Dung argued the need for action to improve access equality in developing countries in two areas – intervention before admission to higher education, and intervention at the point of university admission.
“In principle, this is not very different from what needs to be done in high-income countries. But the poorer and lower on the development ladder the country is, the higher the obstacles become to improving schooling outcomes.”
It is critical to identify the most important constraints to schooling outcomes in poor communities, to develop multi-faceted approaches to tackle them, and to do this at a community and regional level that ensures appropriate policy interventions. Single-aspect interventions applied at the national level are often not effective.
“At the other end of the process, the point of admission to university, financial support to poor students is very important, in order to have them not only attend university but stay and complete their degree. There is evidence from countries like Vietnam and South Korea that students from lower socio-economic status tend to work more part-time during their studies, which affects their performance and thus their ability to get a good job after graduation.”
Crucial to financial support for disadvantaged students, said Dung, is a well-established income-contingent student loan system such as those in Australia and New Zealand.
Excellence versus equity?
One conference participant raised the matter of whether equity involves a trade-off with excellence – a question that Rajani Naidoo said “gets to the heart of what we disagree about. We always think about excellence as being something to do with the minority.”

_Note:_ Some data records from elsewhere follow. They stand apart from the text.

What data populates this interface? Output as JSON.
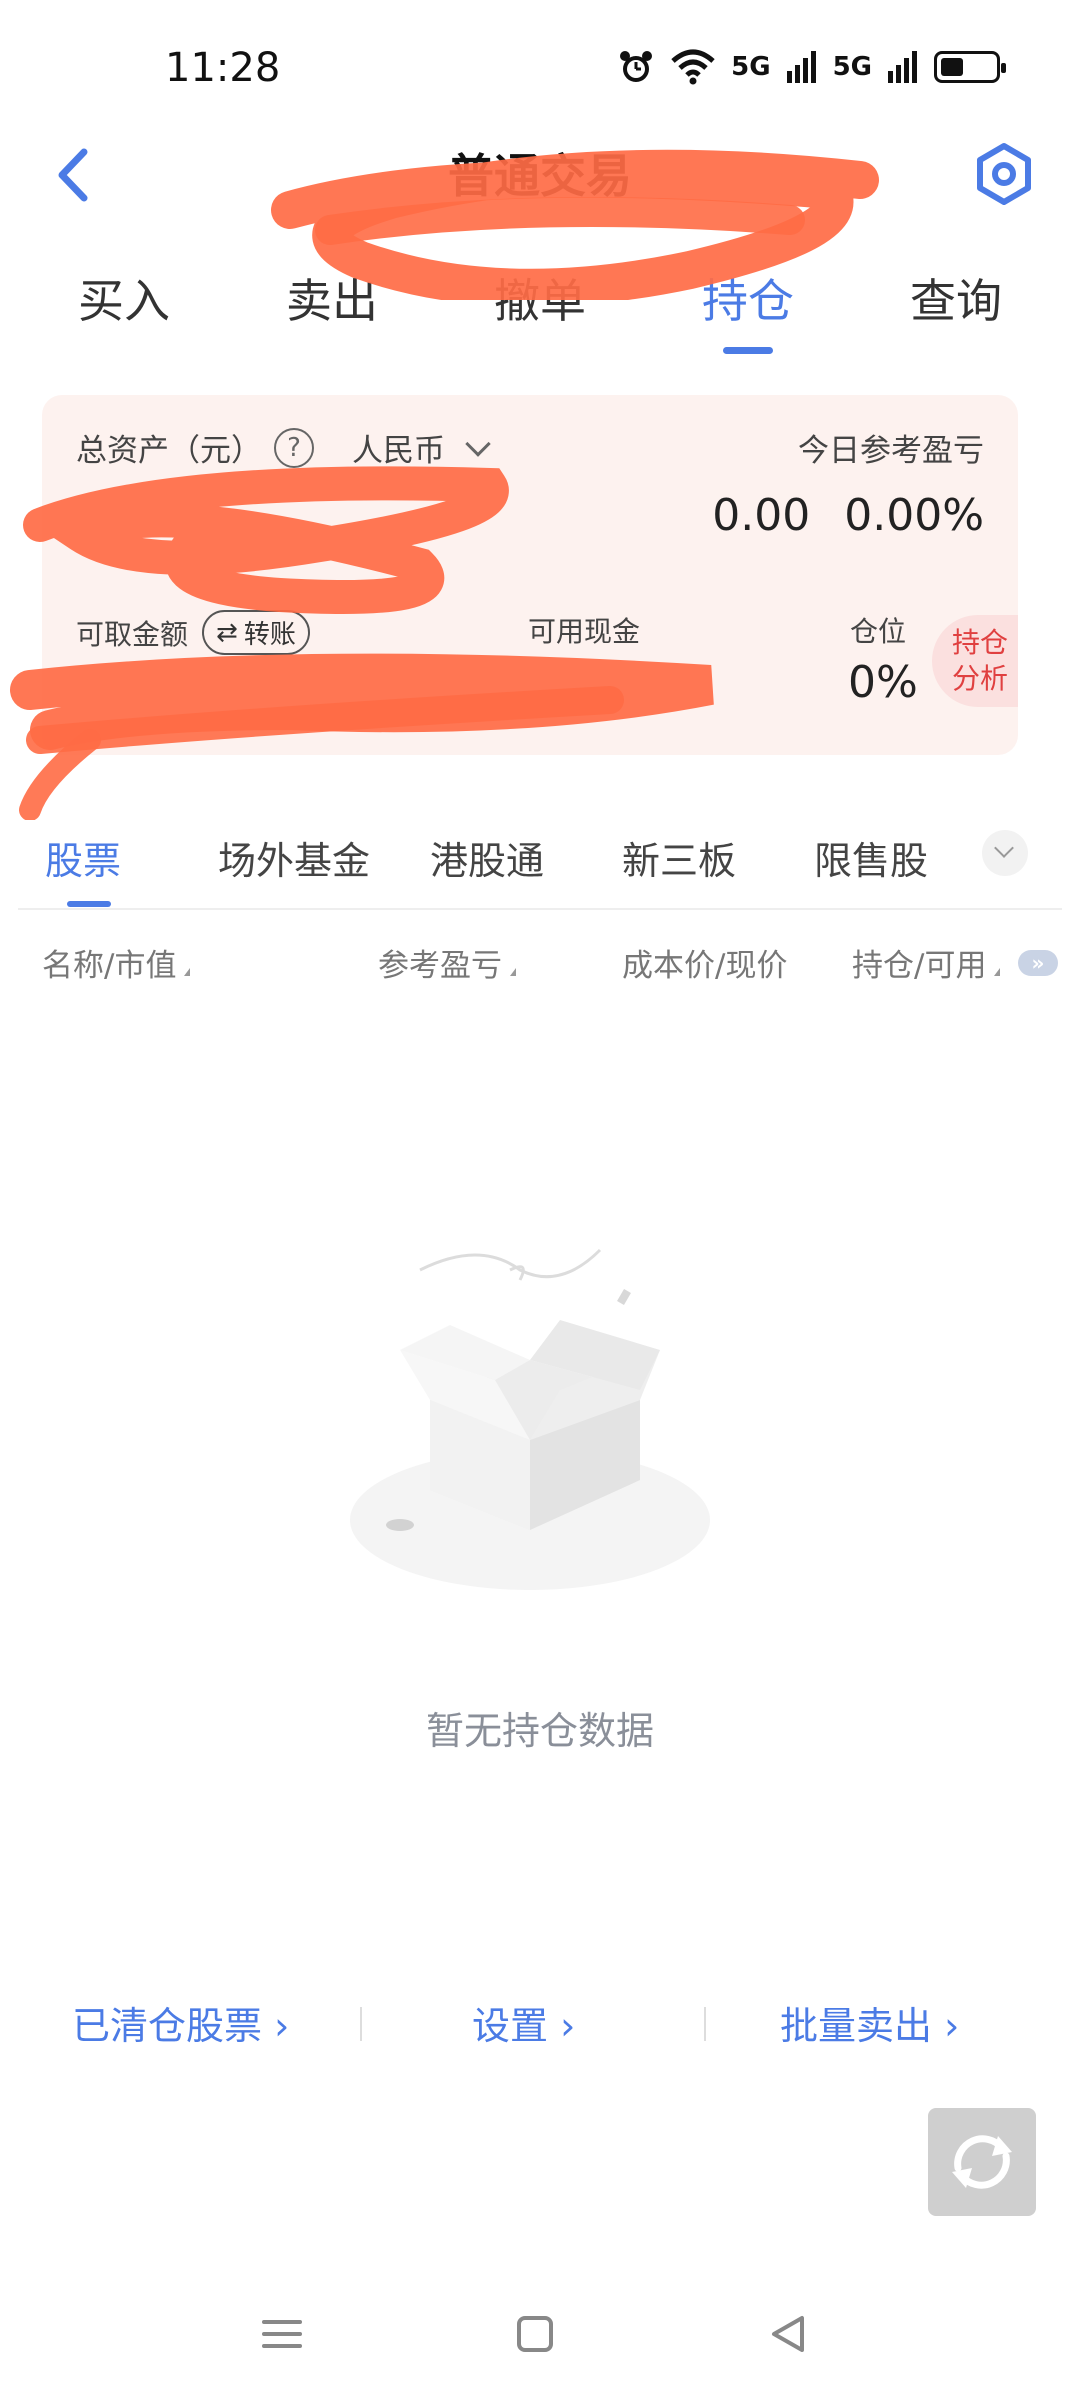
{
  "status_bar": {
    "time": "11:28",
    "signal1": "5G",
    "signal2": "5G"
  },
  "header": {
    "title": "普通交易"
  },
  "main_tabs": [
    {
      "label": "买入",
      "active": false
    },
    {
      "label": "卖出",
      "active": false
    },
    {
      "label": "撤单",
      "active": false
    },
    {
      "label": "持仓",
      "active": true
    },
    {
      "label": "查询",
      "active": false
    }
  ],
  "asset_card": {
    "total_assets_label": "总资产（元）",
    "help_icon": "?",
    "currency": "人民币",
    "today_pl_label": "今日参考盈亏",
    "today_pl_value": "0.00",
    "today_pl_percent": "0.00%",
    "withdrawable_label": "可取金额",
    "transfer_label": "转账",
    "available_cash_label": "可用现金",
    "position_ratio_label": "仓位",
    "position_ratio_value": "0%",
    "analysis_label_1": "持仓",
    "analysis_label_2": "分析"
  },
  "sub_tabs": [
    {
      "label": "股票",
      "active": true
    },
    {
      "label": "场外基金",
      "active": false
    },
    {
      "label": "港股通",
      "active": false
    },
    {
      "label": "新三板",
      "active": false
    },
    {
      "label": "限售股",
      "active": false
    }
  ],
  "columns": {
    "name_value": "名称/市值",
    "ref_pl": "参考盈亏",
    "cost_price": "成本价/现价",
    "position_available": "持仓/可用",
    "expand": "»"
  },
  "empty_state": {
    "message": "暂无持仓数据"
  },
  "bottom_links": {
    "cleared_stocks": "已清仓股票 ›",
    "settings": "设置 ›",
    "batch_sell": "批量卖出 ›"
  },
  "colors": {
    "accent": "#4b7be5",
    "card_bg": "#fdf2ef",
    "analysis_red": "#e04040",
    "scribble": "#ff6b45"
  },
  "icons": {
    "back": "back-arrow-icon",
    "settings": "hexagon-settings-icon",
    "refresh": "refresh-icon",
    "nav_menu": "menu-icon",
    "nav_home": "home-square-icon",
    "nav_back": "back-triangle-icon"
  }
}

However, experience in countries such as Colombia was showing that it was possible to have academically excellent research in prestigious universities that also play a role in equality. “It doesn’t have to be a trade-off.”
Dung Doan said world-class universities should see it as part of their mission to build capacity in weaker institutions, including those in poorer countries, through a range of forms such as joint programmes, direct investment, exchange, curriculum sharing or training academics.
Boliver believed the question was framed within the notion of formal meritocracy, which fails to properly recognise that merit is social and economic in its genesis. “The excellence-equity trade-off is a misrecognition of the capacities and abilities of young people from disadvantaged backgrounds. I don’t think we need to think of it as a trade-off at all.”